- Developer(s): Miika Virpioja
- Platform(s): MS-DOS
- Release: 1996
- Genre(s): Action
- Mode(s): Single-player, multiplayer

= Wings (1996 video game) =

Wings is a freeware video game by Miika Virpioja for MS-DOS. The gameplay is similar to the 1982 Gravitar arcade video game where the player flies a small ship over a landscape using rotate and thrust controls.

The player can select one of 33 weapons, and the surroundings can be destroyed. In the original shareware release, some weapons were locked until the game was registered. The game includes multiplayer through linked computers or two or more players using one keyboard plus gamepads/joysticks.

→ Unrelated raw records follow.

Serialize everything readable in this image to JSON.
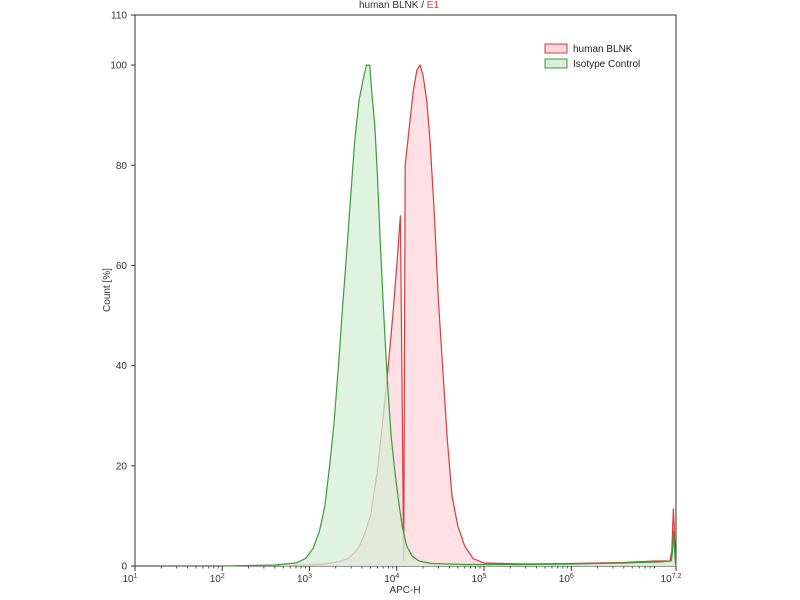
{
  "chart_data": {
    "type": "area",
    "title_parts": [
      "human BLNK",
      " / ",
      "E1"
    ],
    "xlabel": "APC-H",
    "ylabel": "Count [%]",
    "xscale": "log",
    "xlim": [
      10,
      15848931.92
    ],
    "ylim": [
      0,
      110
    ],
    "x_tick_labels": [
      {
        "base": "10",
        "exp": "1"
      },
      {
        "base": "10",
        "exp": "2"
      },
      {
        "base": "10",
        "exp": "3"
      },
      {
        "base": "10",
        "exp": "4"
      },
      {
        "base": "10",
        "exp": "5"
      },
      {
        "base": "10",
        "exp": "6"
      },
      {
        "base": "10",
        "exp": "7.2"
      }
    ],
    "x_tick_values": [
      10,
      100,
      1000,
      10000,
      100000,
      1000000,
      15848931.92
    ],
    "y_ticks": [
      "0",
      "20",
      "40",
      "60",
      "80",
      "100",
      "110"
    ],
    "y_tick_values": [
      0,
      20,
      40,
      60,
      80,
      100,
      110
    ],
    "legend_position": "top-right",
    "series": [
      {
        "name": "human BLNK",
        "stroke": "#d93a3a",
        "fill": "#ffd6dc",
        "points": [
          [
            500,
            0
          ],
          [
            1500,
            0.4
          ],
          [
            2200,
            0.9
          ],
          [
            2800,
            1.5
          ],
          [
            3200,
            2.5
          ],
          [
            3600,
            3.5
          ],
          [
            4200,
            6
          ],
          [
            5000,
            10
          ],
          [
            6000,
            19
          ],
          [
            7000,
            30
          ],
          [
            8000,
            40
          ],
          [
            9000,
            50
          ],
          [
            10000,
            60
          ],
          [
            11000,
            70
          ],
          [
            12500,
            80
          ],
          [
            14000,
            88
          ],
          [
            15500,
            95
          ],
          [
            17000,
            99
          ],
          [
            18500,
            100
          ],
          [
            20000,
            98
          ],
          [
            22000,
            93
          ],
          [
            24000,
            85
          ],
          [
            27000,
            70
          ],
          [
            30000,
            53
          ],
          [
            34000,
            38
          ],
          [
            38000,
            25
          ],
          [
            43000,
            14
          ],
          [
            50000,
            8
          ],
          [
            60000,
            4
          ],
          [
            75000,
            1.5
          ],
          [
            100000,
            0.6
          ],
          [
            300000,
            0.4
          ],
          [
            1000000,
            0.5
          ],
          [
            4000000,
            0.7
          ],
          [
            9000000,
            1
          ],
          [
            12000,
            1
          ],
          [
            13500000,
            1
          ],
          [
            14200000,
            3
          ],
          [
            14800000,
            11.5
          ],
          [
            15200000,
            7
          ],
          [
            15600000,
            1
          ],
          [
            15848931,
            0
          ]
        ]
      },
      {
        "name": "Isotype Control",
        "stroke": "#3b9b3b",
        "fill": "#d6efd6",
        "points": [
          [
            100,
            0
          ],
          [
            400,
            0.2
          ],
          [
            700,
            0.6
          ],
          [
            900,
            1.5
          ],
          [
            1100,
            3.5
          ],
          [
            1300,
            7
          ],
          [
            1500,
            12
          ],
          [
            1700,
            20
          ],
          [
            1900,
            28
          ],
          [
            2150,
            40
          ],
          [
            2400,
            52
          ],
          [
            2700,
            64
          ],
          [
            3000,
            75
          ],
          [
            3300,
            85
          ],
          [
            3700,
            93
          ],
          [
            4100,
            97
          ],
          [
            4500,
            100
          ],
          [
            4900,
            100
          ],
          [
            5200,
            94
          ],
          [
            5600,
            88
          ],
          [
            6000,
            78
          ],
          [
            6500,
            64
          ],
          [
            7100,
            50
          ],
          [
            7800,
            37
          ],
          [
            8600,
            26
          ],
          [
            9500,
            19
          ],
          [
            10500,
            13
          ],
          [
            11500,
            8
          ],
          [
            13000,
            4
          ],
          [
            15000,
            2
          ],
          [
            18000,
            1
          ],
          [
            25000,
            0.5
          ],
          [
            60000,
            0.3
          ],
          [
            300000,
            0.3
          ],
          [
            1000000,
            0.4
          ],
          [
            4000000,
            0.6
          ],
          [
            10000000,
            0.8
          ],
          [
            14000000,
            1
          ],
          [
            14500000,
            3
          ],
          [
            14900000,
            7
          ],
          [
            15300000,
            3
          ],
          [
            15600000,
            0.5
          ],
          [
            15848931,
            0
          ]
        ]
      }
    ]
  }
}
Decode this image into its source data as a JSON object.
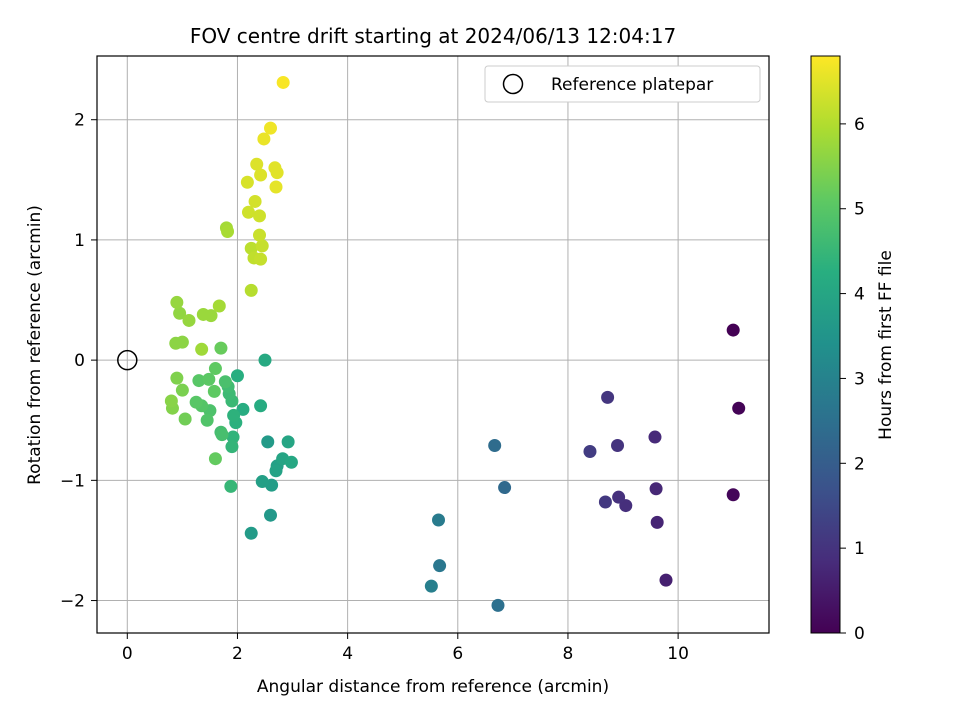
{
  "chart_data": {
    "type": "scatter",
    "title": "FOV centre drift starting at 2024/06/13 12:04:17",
    "xlabel": "Angular distance from reference (arcmin)",
    "ylabel": "Rotation from reference (arcmin)",
    "xlim": [
      -0.55,
      11.65
    ],
    "ylim": [
      -2.27,
      2.53
    ],
    "xticks": [
      0,
      2,
      4,
      6,
      8,
      10
    ],
    "yticks": [
      -2,
      -1,
      0,
      1,
      2
    ],
    "ytick_labels": [
      "−2",
      "−1",
      "0",
      "1",
      "2"
    ],
    "grid": true,
    "legend": {
      "position": "top-right",
      "entries": [
        "Reference platepar"
      ]
    },
    "reference": {
      "x": 0,
      "y": 0,
      "marker": "hollow-circle"
    },
    "colorbar": {
      "label": "Hours from first FF file",
      "colormap": "viridis",
      "range": [
        0,
        6.8
      ],
      "ticks": [
        0,
        1,
        2,
        3,
        4,
        5,
        6
      ]
    },
    "points": [
      {
        "x": 11.0,
        "y": 0.25,
        "h": 0.0
      },
      {
        "x": 11.1,
        "y": -0.4,
        "h": 0.05
      },
      {
        "x": 11.0,
        "y": -1.12,
        "h": 0.1
      },
      {
        "x": 9.78,
        "y": -1.83,
        "h": 0.6
      },
      {
        "x": 9.62,
        "y": -1.35,
        "h": 0.7
      },
      {
        "x": 9.6,
        "y": -1.07,
        "h": 0.75
      },
      {
        "x": 9.58,
        "y": -0.64,
        "h": 0.8
      },
      {
        "x": 9.05,
        "y": -1.21,
        "h": 0.9
      },
      {
        "x": 8.92,
        "y": -1.14,
        "h": 0.95
      },
      {
        "x": 8.9,
        "y": -0.71,
        "h": 1.0
      },
      {
        "x": 8.72,
        "y": -0.31,
        "h": 1.05
      },
      {
        "x": 8.68,
        "y": -1.18,
        "h": 1.1
      },
      {
        "x": 8.4,
        "y": -0.76,
        "h": 1.2
      },
      {
        "x": 6.85,
        "y": -1.06,
        "h": 2.3
      },
      {
        "x": 6.67,
        "y": -0.71,
        "h": 2.4
      },
      {
        "x": 6.73,
        "y": -2.04,
        "h": 2.5
      },
      {
        "x": 5.67,
        "y": -1.71,
        "h": 2.7
      },
      {
        "x": 5.65,
        "y": -1.33,
        "h": 2.8
      },
      {
        "x": 5.52,
        "y": -1.88,
        "h": 2.9
      },
      {
        "x": 2.6,
        "y": -1.29,
        "h": 3.6
      },
      {
        "x": 2.55,
        "y": -0.68,
        "h": 3.65
      },
      {
        "x": 2.25,
        "y": -1.44,
        "h": 3.7
      },
      {
        "x": 2.62,
        "y": -1.04,
        "h": 3.75
      },
      {
        "x": 2.45,
        "y": -1.01,
        "h": 3.8
      },
      {
        "x": 2.72,
        "y": -0.88,
        "h": 3.85
      },
      {
        "x": 2.7,
        "y": -0.92,
        "h": 3.9
      },
      {
        "x": 2.82,
        "y": -0.82,
        "h": 3.95
      },
      {
        "x": 2.92,
        "y": -0.68,
        "h": 4.0
      },
      {
        "x": 2.98,
        "y": -0.85,
        "h": 4.05
      },
      {
        "x": 2.5,
        "y": 0.0,
        "h": 4.1
      },
      {
        "x": 2.42,
        "y": -0.38,
        "h": 4.15
      },
      {
        "x": 2.1,
        "y": -0.41,
        "h": 4.2
      },
      {
        "x": 2.0,
        "y": -0.13,
        "h": 4.25
      },
      {
        "x": 1.97,
        "y": -0.52,
        "h": 4.3
      },
      {
        "x": 1.93,
        "y": -0.46,
        "h": 4.35
      },
      {
        "x": 1.92,
        "y": -0.64,
        "h": 4.4
      },
      {
        "x": 1.9,
        "y": -0.72,
        "h": 4.45
      },
      {
        "x": 1.88,
        "y": -1.05,
        "h": 4.5
      },
      {
        "x": 1.9,
        "y": -0.34,
        "h": 4.55
      },
      {
        "x": 1.85,
        "y": -0.28,
        "h": 4.6
      },
      {
        "x": 1.83,
        "y": -0.22,
        "h": 4.65
      },
      {
        "x": 1.7,
        "y": -0.6,
        "h": 4.7
      },
      {
        "x": 1.72,
        "y": -0.62,
        "h": 4.75
      },
      {
        "x": 1.78,
        "y": -0.18,
        "h": 4.8
      },
      {
        "x": 1.5,
        "y": -0.42,
        "h": 4.85
      },
      {
        "x": 1.45,
        "y": -0.5,
        "h": 4.9
      },
      {
        "x": 1.35,
        "y": -0.38,
        "h": 4.95
      },
      {
        "x": 1.25,
        "y": -0.35,
        "h": 5.0
      },
      {
        "x": 1.3,
        "y": -0.17,
        "h": 5.0
      },
      {
        "x": 1.48,
        "y": -0.16,
        "h": 5.05
      },
      {
        "x": 1.58,
        "y": -0.26,
        "h": 5.1
      },
      {
        "x": 1.6,
        "y": -0.07,
        "h": 5.1
      },
      {
        "x": 1.6,
        "y": -0.82,
        "h": 5.15
      },
      {
        "x": 1.7,
        "y": 0.1,
        "h": 5.2
      },
      {
        "x": 1.05,
        "y": -0.49,
        "h": 5.3
      },
      {
        "x": 1.0,
        "y": -0.25,
        "h": 5.4
      },
      {
        "x": 0.9,
        "y": -0.15,
        "h": 5.45
      },
      {
        "x": 0.82,
        "y": -0.4,
        "h": 5.5
      },
      {
        "x": 0.8,
        "y": -0.34,
        "h": 5.55
      },
      {
        "x": 0.88,
        "y": 0.14,
        "h": 5.6
      },
      {
        "x": 1.0,
        "y": 0.15,
        "h": 5.6
      },
      {
        "x": 0.95,
        "y": 0.39,
        "h": 5.65
      },
      {
        "x": 0.9,
        "y": 0.48,
        "h": 5.7
      },
      {
        "x": 1.12,
        "y": 0.33,
        "h": 5.7
      },
      {
        "x": 1.38,
        "y": 0.38,
        "h": 5.75
      },
      {
        "x": 1.52,
        "y": 0.37,
        "h": 5.75
      },
      {
        "x": 1.35,
        "y": 0.09,
        "h": 5.8
      },
      {
        "x": 1.67,
        "y": 0.45,
        "h": 5.85
      },
      {
        "x": 1.8,
        "y": 1.1,
        "h": 5.85
      },
      {
        "x": 1.82,
        "y": 1.07,
        "h": 5.9
      },
      {
        "x": 2.25,
        "y": 0.58,
        "h": 6.05
      },
      {
        "x": 2.25,
        "y": 0.93,
        "h": 6.1
      },
      {
        "x": 2.3,
        "y": 0.85,
        "h": 6.15
      },
      {
        "x": 2.42,
        "y": 0.84,
        "h": 6.2
      },
      {
        "x": 2.45,
        "y": 0.95,
        "h": 6.2
      },
      {
        "x": 2.4,
        "y": 1.04,
        "h": 6.25
      },
      {
        "x": 2.2,
        "y": 1.23,
        "h": 6.3
      },
      {
        "x": 2.4,
        "y": 1.2,
        "h": 6.3
      },
      {
        "x": 2.32,
        "y": 1.32,
        "h": 6.35
      },
      {
        "x": 2.18,
        "y": 1.48,
        "h": 6.4
      },
      {
        "x": 2.35,
        "y": 1.63,
        "h": 6.45
      },
      {
        "x": 2.42,
        "y": 1.54,
        "h": 6.45
      },
      {
        "x": 2.68,
        "y": 1.6,
        "h": 6.5
      },
      {
        "x": 2.72,
        "y": 1.56,
        "h": 6.5
      },
      {
        "x": 2.7,
        "y": 1.44,
        "h": 6.55
      },
      {
        "x": 2.48,
        "y": 1.84,
        "h": 6.6
      },
      {
        "x": 2.6,
        "y": 1.93,
        "h": 6.65
      },
      {
        "x": 2.83,
        "y": 2.31,
        "h": 6.75
      }
    ]
  }
}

The game includes a level editor.

==Development==
The game uses module files as the soundtrack. "januski.s3m" is an original composition by Juha Lehtioksa, guitarist of the Finnish gothic metal band Silentium, and bears a very strong resemblance to the band's song Forever Sleep on the album Infinita Plango Vulnera, released in 1999. While the track had initially been used without permission and even credited to another person, Lehtioksa had nothing against using his song in the game—in fact, he even liked the idea of having the track on Wings's soundtrack—but after receiving a number of enquiries regarding the song over the years, some of them very hostile in nature, he finally asked Virpioja to remove it from the game.